En 2005, cette jeune femme gracile a fait une courte dépression après un tournage de plusieurs mois dans l’est de la RD Congo, au plus fort de la guerre. Elle a fini par en faire des cauchemars : « Mes nuits étaient peuplées de villages du Kivu dévastés, de vieilles femmes racontant avoir été violées par des miliciens armés et drogués », raconte-t-elle. On comprend qu’Osvalde ait aujourd’hui besoin de respirer. De penser à autre chose qu’à des calamités.?Depuis 2003, elle vit dans une paisible commune des Yvelines, dans la grande région parisienne. Loin, très loin du cauchemar congolais.
Née à Yaoundé, au Cameroun, Osvalde a grandi dans une famille marquée par les fréquentes absences de son père, Jean-Charles Lewat, directeur chez Alubassa, une filiale du groupe français Péchiney spécialisée dans la transformation de l’aluminium, à Douala.
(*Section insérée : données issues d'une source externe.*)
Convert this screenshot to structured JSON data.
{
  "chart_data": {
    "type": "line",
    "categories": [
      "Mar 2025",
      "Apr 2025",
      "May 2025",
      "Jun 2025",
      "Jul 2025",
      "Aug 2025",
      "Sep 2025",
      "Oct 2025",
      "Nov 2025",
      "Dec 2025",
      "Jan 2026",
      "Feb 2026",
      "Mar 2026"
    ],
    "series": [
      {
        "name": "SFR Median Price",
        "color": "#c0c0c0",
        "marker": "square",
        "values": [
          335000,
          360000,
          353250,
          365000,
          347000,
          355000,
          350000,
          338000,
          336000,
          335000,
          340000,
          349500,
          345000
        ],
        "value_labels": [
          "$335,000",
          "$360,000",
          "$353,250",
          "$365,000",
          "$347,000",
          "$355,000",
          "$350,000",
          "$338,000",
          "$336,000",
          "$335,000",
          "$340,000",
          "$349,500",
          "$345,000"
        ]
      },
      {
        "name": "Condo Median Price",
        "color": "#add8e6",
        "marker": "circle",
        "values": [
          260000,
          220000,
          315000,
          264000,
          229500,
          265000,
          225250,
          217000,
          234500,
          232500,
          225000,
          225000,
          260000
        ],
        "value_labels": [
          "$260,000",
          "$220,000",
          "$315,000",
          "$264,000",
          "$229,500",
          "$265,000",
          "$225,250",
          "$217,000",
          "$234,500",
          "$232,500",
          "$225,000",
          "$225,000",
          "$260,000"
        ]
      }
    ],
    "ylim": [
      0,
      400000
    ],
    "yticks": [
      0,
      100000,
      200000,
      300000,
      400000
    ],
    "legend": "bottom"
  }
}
Lorsqu’elle a 13 ans, sa mère décède et l’adolescente trouve refuge dans les livres, qu’elle dévore, et les films : de Ben Hur, le chef-d’uvre de William Wyler, à La Jeune Fille et la mort, de Roman Polanski, en passant par La Liste de Schindler, de Steven Spielberg
Comme il lui faut quand même prendre sa vie en main, Osvalde décide de devenir psychothérapeute. Mais son père, guère enthousiaste, finit par l’en dissuader. Alors, après le baccalauréat, elle intègre une école de journalisme et, à l’issue de sa formation, en 2000, est recrutée par Cameroon Tribune, le quotidien d’État. Mais la jeune reporter prend très vite conscience des limites du métier. Aux contraintes éditoriales d’un journal où elle se sent à l’étroit, elle préfère la liberté du documentariste. « J’étais très sensibilisée à toutes les questions relatives aux violations des droits de l’homme », explique-t-elle.
Après avoir renoncé au journalisme et avant de s’orienter définitivement vers la vidéo, Osvalde s’était familiarisée avec le documentaire, au hasard d’un stage à l’Institut national de l’image et du son (Inis), à Montréal. En 2000, elle tourne son premier court-métrage, Le Calumet de l’espoir, tourné au Canada avec des Amérindiens. Puis, deux ans plus tard, Au-delà de la peine, un film retraçant la vie de Léppé, le plus vieux prisonnier du Cameroun, condamné à quatre ans de prison en novembre 1969 et qui n’en sortira que trente-trois ans plus tard, en août 2002. À cause d’une erreur administrative !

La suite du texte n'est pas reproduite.